If you’re stepping into any kind of leadership /authority /author role as a Pagan, I think it’s incredibly important to consider how your notion of your own normality might impact on how you treat other people. It takes effort and empathy to look past your own experiences to learn about how the world works (or doesn’t) for other people. It takes effort and imagination to consider where your assumptions might make your efforts exclusive. It takes integrity and courage to look at how your beliefs might unwittingly have made you ableist, racist, sexist, classist. And it is so important to dig in and do the work.

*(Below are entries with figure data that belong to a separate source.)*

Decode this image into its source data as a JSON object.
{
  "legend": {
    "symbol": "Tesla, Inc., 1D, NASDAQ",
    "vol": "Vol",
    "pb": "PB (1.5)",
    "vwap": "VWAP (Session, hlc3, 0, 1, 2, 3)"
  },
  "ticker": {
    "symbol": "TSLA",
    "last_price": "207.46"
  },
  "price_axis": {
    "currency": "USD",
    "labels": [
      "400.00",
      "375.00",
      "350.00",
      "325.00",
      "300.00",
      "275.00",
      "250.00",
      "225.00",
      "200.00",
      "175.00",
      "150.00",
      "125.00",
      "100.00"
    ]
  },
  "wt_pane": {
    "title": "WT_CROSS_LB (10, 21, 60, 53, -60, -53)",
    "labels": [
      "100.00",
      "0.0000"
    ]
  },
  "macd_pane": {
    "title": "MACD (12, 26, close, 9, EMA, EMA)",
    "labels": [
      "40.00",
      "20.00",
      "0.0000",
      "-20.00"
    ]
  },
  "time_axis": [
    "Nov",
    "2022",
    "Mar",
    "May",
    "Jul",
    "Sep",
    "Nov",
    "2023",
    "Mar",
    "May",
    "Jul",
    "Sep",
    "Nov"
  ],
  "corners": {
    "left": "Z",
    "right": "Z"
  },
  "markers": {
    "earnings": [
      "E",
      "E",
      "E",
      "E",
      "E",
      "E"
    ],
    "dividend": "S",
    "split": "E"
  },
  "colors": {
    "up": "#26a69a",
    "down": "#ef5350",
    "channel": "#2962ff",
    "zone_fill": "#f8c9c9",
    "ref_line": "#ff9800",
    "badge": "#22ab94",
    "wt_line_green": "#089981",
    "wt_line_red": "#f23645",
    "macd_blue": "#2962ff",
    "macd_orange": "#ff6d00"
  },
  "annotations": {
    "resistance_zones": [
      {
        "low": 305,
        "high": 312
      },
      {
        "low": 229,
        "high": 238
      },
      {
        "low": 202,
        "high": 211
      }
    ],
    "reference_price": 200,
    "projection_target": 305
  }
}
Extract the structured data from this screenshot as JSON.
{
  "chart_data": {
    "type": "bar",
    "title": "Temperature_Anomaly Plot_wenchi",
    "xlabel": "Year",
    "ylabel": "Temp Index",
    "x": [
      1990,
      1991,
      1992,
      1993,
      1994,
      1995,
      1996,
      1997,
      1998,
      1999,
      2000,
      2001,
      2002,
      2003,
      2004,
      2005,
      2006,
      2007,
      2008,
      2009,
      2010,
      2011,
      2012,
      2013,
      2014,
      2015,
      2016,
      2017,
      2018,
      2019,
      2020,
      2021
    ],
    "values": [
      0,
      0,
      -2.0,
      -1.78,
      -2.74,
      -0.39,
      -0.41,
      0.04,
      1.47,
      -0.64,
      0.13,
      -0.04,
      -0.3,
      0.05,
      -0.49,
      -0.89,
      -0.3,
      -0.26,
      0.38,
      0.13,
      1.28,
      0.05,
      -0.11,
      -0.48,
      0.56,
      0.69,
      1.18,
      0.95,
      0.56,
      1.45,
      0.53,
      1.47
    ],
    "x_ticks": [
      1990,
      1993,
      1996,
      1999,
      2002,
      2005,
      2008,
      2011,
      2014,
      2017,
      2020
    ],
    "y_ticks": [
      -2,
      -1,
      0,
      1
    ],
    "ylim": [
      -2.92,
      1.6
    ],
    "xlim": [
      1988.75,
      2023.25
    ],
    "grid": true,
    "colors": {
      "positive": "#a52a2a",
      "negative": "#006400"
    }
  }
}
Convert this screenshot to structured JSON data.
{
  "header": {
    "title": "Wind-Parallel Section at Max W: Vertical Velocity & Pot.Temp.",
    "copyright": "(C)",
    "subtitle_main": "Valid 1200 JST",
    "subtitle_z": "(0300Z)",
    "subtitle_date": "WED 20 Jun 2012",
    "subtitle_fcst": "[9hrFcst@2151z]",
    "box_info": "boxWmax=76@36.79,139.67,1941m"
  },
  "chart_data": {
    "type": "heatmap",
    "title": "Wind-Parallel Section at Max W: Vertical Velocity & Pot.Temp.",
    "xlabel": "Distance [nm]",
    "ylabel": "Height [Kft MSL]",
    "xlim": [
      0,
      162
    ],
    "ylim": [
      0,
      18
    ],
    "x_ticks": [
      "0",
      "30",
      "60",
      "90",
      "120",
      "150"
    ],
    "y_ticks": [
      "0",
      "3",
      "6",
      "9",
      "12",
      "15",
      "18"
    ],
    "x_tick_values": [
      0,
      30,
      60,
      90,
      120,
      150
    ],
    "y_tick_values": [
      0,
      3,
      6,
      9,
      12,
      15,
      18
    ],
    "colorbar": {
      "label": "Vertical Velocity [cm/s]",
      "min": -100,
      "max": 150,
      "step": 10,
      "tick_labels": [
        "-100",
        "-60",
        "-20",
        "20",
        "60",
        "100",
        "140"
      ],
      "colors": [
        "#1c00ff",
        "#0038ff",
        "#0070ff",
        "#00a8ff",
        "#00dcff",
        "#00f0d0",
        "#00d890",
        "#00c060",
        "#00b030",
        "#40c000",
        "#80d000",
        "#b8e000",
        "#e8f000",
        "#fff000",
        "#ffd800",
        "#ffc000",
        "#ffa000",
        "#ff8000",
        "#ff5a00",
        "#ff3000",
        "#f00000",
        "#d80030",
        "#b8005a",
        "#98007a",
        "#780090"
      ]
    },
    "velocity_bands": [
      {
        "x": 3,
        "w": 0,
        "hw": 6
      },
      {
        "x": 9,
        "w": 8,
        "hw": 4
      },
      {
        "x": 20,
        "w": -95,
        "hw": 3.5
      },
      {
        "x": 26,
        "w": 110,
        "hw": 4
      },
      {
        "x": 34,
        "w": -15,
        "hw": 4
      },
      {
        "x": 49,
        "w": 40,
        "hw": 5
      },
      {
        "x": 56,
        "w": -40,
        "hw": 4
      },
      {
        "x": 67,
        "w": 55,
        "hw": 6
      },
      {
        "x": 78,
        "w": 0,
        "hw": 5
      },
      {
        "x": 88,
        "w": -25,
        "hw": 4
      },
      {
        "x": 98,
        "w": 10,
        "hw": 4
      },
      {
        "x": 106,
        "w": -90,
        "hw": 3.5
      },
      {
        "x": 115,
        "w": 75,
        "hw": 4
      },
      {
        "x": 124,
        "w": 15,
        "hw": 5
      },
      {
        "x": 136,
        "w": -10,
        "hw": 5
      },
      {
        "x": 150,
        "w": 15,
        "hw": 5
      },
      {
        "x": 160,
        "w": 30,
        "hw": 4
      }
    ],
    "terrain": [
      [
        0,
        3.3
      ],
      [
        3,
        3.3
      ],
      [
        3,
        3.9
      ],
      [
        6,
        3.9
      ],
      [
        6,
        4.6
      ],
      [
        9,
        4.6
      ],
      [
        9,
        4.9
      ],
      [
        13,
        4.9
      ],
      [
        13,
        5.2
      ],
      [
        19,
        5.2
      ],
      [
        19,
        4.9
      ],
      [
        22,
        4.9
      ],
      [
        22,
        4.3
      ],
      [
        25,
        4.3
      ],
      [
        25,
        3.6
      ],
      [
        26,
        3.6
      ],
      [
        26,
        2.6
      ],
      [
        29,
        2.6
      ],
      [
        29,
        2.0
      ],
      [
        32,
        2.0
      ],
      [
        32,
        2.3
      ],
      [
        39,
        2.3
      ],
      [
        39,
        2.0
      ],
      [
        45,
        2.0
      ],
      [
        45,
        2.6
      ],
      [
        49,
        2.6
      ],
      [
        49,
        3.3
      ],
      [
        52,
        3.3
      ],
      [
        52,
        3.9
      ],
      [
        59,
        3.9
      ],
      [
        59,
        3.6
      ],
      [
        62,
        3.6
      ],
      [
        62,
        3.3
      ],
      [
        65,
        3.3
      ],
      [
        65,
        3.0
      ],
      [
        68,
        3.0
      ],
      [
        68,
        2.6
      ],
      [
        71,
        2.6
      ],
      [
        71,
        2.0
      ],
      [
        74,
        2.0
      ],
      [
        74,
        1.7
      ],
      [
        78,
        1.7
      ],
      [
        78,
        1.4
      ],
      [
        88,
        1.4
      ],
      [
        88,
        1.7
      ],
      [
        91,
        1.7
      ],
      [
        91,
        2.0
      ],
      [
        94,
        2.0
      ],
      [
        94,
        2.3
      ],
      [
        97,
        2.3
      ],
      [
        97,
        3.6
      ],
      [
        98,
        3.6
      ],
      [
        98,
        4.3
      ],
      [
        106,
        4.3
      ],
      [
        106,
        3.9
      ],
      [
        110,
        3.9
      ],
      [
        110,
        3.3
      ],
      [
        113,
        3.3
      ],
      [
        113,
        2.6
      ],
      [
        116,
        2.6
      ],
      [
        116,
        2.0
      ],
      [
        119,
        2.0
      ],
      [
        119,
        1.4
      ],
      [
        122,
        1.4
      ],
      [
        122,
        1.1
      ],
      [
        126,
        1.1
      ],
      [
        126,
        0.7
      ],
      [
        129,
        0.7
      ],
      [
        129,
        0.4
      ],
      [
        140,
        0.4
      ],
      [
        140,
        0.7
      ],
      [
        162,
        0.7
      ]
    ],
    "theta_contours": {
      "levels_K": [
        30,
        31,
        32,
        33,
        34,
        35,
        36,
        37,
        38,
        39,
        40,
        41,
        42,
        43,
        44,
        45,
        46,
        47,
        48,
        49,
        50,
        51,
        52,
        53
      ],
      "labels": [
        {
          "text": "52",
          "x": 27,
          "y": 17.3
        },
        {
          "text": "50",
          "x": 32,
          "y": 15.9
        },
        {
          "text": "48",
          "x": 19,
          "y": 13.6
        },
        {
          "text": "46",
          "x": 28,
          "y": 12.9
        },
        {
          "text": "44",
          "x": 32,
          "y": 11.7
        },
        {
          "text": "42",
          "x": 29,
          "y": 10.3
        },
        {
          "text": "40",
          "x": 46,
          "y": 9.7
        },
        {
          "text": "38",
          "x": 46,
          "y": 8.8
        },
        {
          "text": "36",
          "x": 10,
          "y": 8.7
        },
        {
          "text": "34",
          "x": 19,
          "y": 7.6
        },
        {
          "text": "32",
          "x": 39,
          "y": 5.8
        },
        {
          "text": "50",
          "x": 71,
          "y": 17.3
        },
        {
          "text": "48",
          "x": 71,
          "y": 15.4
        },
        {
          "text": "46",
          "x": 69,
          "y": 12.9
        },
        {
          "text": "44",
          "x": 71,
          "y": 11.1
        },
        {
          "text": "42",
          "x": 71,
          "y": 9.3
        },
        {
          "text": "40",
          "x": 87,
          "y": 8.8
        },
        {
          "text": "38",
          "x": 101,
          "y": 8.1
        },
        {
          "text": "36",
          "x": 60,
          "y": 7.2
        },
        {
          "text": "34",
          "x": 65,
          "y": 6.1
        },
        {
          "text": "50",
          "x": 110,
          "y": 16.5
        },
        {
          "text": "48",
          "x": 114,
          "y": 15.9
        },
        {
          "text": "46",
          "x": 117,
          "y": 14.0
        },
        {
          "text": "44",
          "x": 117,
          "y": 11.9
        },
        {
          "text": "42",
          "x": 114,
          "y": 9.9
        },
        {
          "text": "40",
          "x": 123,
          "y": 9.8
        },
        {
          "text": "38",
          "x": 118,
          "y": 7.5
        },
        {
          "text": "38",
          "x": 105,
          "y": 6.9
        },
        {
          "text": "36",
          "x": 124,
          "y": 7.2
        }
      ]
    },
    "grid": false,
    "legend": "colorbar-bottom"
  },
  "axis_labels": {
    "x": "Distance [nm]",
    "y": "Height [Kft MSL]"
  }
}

If leadership is the comfortable acting for the benefit of the comfortable, while leaving the disadvantaged on the outside, it’s more about self indulgence than service. It is certainly the case that making everything totally inclusive for everybody tends to be both prohibitively difficult and expensive, because we operate within systems that are problematic. But that doesn’t mean you are free to not try.
This isn’t about the imaginary people who might want to get involved. Not being able to cater to the need of the imaginary people can just be a way of letting yourself off the hook. What matters most is to include the people who show up wanting to be included. The real ones who are in your immediate community.
Here are a few things you can do in this regard.
- Be explicit that you are open to hearing from people about their access needs or barriers to attending.
- When people tell you about access issues and barriers, listen with respect and take them seriously.
- Try to find workarounds based on what you are being asked to do, trusting that the person asking you to improve inclusivity knows most about what would help them participate.
- Consider it your responsibility to enable participation.
If you aren’t acting as a leader in any capacity you can help by flagging up access issues when you see them, and by supporting people who ask for things to be made more inclusive. Amplify, affirm, take seriously and treat with respect people who need help around access.